Virtue Signaling by Scientific Journals Backfires, New Study Finds
Nature's 2020 endorsement of Joe Biden changed no minds but did significantly undermine trust in science.
"Political endorsement by scientific journals can undermine and polarize public confidence in the endorsing journals and the scientific community," reports a new study by Stanford economist Floyd Zhang in Nature Human Behavior. Shocked? Not at all.
A month before the U.S. presidential election, Nature published an editorial supporting Democratic candidate Joe Biden for president. The editorial justified its endorsement by citing Donald Trump's "disastrous response to the COVID-19 pandemic" and also decrying his promotion of "nationalism, isolationism and xenophobia — including tacitly supporting white-supremacist groups." Consequently, the editors declared, "We cannot stand by and let science be undermined. Joe Biden's trust in truth, evidence, science and democracy make him the only choice in the US election."
In his study, Zhang conducted an online survey during July and August of 2021 randomly exposing more than 4,000 Trump and Biden supporters to two conditions. The treatment group saw a summary of the Nature endorsement, and the control group read a description of Nature's new redesign. Both groups were reminded that Nature is one of the world's most prominent science publications.
The endorsement message caused large reductions in stated trust in Nature among Trump supporters. This distrust lowered the demand for COVID-related information provided by Nature, as evidenced by substantially reduced requests for Nature articles on vaccine efficacy when offered. The endorsement also reduced Trump supporters' trust in scientists in general. The estimated effects on Biden supporters' trust in Nature and scientists were positive, small and mostly statistically insignificant. I found little evidence that the endorsement changed views about Biden and Trump. These results suggest that political endorsement by scientific journals can undermine and polarize public confidence in the endorsing journals and the scientific community.

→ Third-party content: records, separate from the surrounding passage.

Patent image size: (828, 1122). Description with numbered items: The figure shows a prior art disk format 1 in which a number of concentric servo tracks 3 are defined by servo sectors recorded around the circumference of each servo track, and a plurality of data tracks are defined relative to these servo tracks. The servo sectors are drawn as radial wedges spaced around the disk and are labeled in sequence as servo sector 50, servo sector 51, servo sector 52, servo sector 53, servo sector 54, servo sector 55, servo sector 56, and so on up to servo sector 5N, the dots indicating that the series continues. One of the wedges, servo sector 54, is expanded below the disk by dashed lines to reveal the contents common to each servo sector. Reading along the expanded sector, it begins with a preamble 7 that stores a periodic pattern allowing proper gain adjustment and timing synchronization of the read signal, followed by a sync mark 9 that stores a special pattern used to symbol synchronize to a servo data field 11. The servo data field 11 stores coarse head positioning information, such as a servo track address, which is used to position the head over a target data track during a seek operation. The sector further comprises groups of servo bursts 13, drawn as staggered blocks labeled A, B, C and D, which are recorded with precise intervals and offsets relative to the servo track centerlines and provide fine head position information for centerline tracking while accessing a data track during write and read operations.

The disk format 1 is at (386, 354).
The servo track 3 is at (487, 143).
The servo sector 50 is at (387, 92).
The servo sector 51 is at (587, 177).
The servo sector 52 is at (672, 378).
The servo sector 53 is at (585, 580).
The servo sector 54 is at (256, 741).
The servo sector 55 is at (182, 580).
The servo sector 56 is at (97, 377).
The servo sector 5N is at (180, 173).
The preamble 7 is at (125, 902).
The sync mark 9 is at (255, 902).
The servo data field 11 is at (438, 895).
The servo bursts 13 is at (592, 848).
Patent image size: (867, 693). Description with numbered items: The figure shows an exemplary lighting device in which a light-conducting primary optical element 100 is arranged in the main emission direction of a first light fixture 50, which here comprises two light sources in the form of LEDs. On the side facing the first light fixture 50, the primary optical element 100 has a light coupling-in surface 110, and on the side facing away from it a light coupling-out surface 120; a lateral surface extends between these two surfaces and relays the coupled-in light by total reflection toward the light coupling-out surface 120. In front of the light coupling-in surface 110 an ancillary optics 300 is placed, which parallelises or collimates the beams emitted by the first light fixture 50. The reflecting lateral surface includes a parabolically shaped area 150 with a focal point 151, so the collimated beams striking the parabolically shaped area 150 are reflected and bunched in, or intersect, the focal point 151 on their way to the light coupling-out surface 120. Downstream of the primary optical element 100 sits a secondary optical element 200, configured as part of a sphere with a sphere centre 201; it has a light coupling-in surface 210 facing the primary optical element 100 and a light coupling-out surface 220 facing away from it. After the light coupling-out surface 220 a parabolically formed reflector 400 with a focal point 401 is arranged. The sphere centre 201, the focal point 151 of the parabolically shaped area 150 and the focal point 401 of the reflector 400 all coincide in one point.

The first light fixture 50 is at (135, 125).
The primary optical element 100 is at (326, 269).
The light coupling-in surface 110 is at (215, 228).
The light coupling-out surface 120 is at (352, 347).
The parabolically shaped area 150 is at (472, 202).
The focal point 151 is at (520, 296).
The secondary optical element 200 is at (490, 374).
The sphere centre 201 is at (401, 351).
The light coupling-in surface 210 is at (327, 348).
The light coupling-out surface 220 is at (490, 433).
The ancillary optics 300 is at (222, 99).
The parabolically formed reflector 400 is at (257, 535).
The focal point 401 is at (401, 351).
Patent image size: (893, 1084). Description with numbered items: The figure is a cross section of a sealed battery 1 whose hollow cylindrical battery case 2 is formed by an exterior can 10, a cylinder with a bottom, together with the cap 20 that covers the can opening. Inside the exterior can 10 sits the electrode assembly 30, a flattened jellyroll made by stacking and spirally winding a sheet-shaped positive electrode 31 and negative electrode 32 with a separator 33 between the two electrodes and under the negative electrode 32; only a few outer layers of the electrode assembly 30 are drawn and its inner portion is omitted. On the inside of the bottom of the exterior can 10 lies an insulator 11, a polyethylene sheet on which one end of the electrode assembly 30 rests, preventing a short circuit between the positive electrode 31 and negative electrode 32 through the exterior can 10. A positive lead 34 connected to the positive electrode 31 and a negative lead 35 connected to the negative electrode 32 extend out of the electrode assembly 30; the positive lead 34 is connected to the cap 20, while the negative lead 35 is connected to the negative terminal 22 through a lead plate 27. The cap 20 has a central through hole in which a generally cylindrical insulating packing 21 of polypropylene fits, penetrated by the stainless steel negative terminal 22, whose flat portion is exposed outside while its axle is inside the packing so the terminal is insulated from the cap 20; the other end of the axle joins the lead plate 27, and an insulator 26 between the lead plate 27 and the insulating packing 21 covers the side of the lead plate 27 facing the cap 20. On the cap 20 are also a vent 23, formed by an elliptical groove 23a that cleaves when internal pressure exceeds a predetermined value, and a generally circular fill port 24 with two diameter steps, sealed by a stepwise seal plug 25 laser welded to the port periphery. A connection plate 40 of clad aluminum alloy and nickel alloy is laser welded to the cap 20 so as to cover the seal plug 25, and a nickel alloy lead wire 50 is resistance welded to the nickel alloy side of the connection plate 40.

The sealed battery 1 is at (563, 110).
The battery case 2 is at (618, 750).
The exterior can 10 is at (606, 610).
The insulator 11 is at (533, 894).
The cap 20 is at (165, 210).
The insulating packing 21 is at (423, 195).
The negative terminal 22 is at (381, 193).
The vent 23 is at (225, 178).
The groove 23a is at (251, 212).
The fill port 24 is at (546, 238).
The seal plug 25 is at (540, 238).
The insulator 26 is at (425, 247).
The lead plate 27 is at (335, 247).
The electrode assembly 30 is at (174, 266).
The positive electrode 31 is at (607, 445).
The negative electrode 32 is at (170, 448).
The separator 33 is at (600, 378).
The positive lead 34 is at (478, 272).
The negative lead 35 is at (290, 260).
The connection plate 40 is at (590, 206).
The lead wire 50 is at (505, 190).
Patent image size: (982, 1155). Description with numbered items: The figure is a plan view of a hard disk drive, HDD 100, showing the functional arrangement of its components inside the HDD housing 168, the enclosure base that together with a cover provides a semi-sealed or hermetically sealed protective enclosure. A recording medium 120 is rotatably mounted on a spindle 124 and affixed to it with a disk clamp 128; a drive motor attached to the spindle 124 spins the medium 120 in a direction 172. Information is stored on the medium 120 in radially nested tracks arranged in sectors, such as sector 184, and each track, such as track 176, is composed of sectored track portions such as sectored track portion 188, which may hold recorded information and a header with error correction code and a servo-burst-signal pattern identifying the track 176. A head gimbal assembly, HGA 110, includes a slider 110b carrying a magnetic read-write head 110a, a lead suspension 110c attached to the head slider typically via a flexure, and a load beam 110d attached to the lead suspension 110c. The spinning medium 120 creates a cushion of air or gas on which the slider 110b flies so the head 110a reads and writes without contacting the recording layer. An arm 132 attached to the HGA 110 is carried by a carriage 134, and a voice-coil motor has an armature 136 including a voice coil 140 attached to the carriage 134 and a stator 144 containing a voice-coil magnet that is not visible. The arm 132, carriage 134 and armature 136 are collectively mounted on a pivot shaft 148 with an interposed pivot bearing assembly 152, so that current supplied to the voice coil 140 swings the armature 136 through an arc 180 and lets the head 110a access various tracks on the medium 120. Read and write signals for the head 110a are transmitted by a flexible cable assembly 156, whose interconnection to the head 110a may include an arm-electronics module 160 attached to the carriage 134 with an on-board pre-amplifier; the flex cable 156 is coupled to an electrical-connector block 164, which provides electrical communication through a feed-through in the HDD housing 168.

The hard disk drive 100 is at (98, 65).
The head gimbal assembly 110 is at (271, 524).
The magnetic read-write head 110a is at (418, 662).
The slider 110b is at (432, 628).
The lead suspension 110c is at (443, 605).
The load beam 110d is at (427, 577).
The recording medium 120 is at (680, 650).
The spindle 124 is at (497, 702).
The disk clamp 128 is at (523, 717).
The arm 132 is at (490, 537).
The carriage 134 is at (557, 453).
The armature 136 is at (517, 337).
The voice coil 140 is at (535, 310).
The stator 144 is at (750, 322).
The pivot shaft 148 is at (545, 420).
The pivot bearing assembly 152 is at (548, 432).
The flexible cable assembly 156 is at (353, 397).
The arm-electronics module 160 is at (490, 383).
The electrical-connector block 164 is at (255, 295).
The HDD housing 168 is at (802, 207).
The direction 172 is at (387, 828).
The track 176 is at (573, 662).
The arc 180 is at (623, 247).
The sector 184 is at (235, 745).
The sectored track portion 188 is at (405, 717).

Rather than being chastened by Zhang's findings, the editors of Nature doubled down, responding with a new editorial insisting that they will continue to endorse political candidates. "The study shows the potential costs of making an endorsement," acknowledge the editors, however adding, "But inaction has costs, too."
Zhang responded on Twitter that he finds the new editorial's "counter-arguments and the conclusion unconvincing." As he notes, while it may well be true that the original editorial was calling out a truly disastrous situation, "there's no evidence that 'inaction has costs'—a bad situation is not 'costs' of someone's inaction unless their action can materially change the situation for the better, which is exactly what the study suggest to be *not* the case." Zhang's research shows that Nature's 2020 endorsement of Biden, in which the editors asserted that they "cannot stand by and let science be undermined," did just the opposite by significantly eroding trust in the scientific enterprise among out-party voters.
The new Nature editorial asserts, "Political endorsements might not always win hearts and minds, but when candidates threaten a retreat from reason, science must speak out." What for? If editorial endorsements are NOT about winning hearts and minds, they amount to useless virtue signaling. Nature's editors should follow the science and stop issuing counterproductive political endorsements.